The performance of Europe’s largest bank was helped by lower-than-expected provisions to cover a potential surge in defaults linked to the economic fallout of the pandemic. HSBC put aside $785m in the third quarter, less than half the $2bn forecast by analysts.

It brings the bank’s total impairment charge to $7.6bn for the year to date, after setting aside $3bn and $3.8bn in the first and second quarters, respectively.

HSBC said it expected loan loss charges for the whole of 2020 to be at the lower end of the $8bn to $13bn range it outlined earlier this year.

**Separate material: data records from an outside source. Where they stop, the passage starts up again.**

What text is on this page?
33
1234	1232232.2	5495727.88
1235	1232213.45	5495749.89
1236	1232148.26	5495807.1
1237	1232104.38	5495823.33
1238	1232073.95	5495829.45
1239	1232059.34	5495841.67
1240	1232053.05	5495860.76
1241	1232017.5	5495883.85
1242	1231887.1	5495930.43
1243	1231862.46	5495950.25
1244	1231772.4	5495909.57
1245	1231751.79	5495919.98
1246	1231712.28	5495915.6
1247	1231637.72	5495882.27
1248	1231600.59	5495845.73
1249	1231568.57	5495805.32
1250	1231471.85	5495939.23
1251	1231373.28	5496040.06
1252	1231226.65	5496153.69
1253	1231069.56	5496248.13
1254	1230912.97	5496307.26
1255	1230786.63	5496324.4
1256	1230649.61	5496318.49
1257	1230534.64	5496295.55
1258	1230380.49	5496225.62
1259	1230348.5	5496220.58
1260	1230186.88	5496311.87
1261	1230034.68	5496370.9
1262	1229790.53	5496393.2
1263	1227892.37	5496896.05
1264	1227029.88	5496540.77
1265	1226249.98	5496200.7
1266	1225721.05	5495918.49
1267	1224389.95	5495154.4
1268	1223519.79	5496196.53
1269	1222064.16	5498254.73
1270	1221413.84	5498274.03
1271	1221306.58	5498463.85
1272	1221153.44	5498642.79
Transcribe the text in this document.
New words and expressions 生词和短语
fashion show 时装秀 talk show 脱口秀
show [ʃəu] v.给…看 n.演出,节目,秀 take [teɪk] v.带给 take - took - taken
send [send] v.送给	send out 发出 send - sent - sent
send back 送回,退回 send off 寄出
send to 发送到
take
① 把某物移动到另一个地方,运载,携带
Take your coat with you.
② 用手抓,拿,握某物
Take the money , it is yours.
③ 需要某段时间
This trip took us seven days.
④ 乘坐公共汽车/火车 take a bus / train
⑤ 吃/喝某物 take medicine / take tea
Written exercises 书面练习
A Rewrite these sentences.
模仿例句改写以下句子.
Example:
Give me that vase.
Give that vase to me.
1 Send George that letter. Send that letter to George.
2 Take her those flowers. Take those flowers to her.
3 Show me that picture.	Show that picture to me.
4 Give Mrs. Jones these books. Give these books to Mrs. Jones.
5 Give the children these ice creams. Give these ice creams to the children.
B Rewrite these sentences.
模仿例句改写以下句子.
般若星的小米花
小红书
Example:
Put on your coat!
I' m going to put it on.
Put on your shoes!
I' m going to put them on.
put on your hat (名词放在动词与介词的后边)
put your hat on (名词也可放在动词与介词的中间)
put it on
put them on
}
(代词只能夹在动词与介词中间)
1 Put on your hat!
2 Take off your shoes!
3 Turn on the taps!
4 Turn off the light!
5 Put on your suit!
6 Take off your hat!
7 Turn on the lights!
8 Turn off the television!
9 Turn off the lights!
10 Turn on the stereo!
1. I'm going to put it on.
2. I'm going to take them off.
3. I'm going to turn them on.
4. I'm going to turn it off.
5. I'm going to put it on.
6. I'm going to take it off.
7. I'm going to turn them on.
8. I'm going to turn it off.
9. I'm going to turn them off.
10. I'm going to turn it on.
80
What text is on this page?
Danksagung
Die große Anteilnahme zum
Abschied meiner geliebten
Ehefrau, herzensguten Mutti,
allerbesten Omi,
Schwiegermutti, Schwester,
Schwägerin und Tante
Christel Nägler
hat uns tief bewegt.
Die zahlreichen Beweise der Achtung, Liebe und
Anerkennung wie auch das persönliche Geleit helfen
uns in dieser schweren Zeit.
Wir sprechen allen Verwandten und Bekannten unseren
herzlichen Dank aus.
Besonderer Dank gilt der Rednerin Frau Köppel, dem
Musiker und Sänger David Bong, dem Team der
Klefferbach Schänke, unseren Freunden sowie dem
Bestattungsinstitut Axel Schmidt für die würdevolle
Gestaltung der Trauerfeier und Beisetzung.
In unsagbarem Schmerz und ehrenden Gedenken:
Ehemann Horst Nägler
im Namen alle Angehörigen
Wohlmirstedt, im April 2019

“This latest guidance, which continues to be subject to a high degree of uncertainty due to Covid-19 and geopolitical tensions, assumes that the likelihood of further significant deterioration in the current economic outlook is low,” HSBC said.

However, HSBC again signalled it would be taking cost cuts further than originally planned. “Given the significant changes in the operating environment, we intend to accelerate the transformation of the group. We expect to reduce the group’s 2022 annual cost base beyond our original $31bn target, while sustaining investment in our focus areas.”

It comes just months after the bank said it would increase cost-cutting that was estimated to involve 35,000 job losses across its global business.

Meanwhile, its chief finance director, Ewen Stevenson, warned the bank could begin to charge for some services including current accounts in countries such as the UK, where basic accounts are usually free.

“We will have to look at charging for basic banking services in some markets, because a large number of our customers in this environment will be losing us money,” Stevenson told Reuters.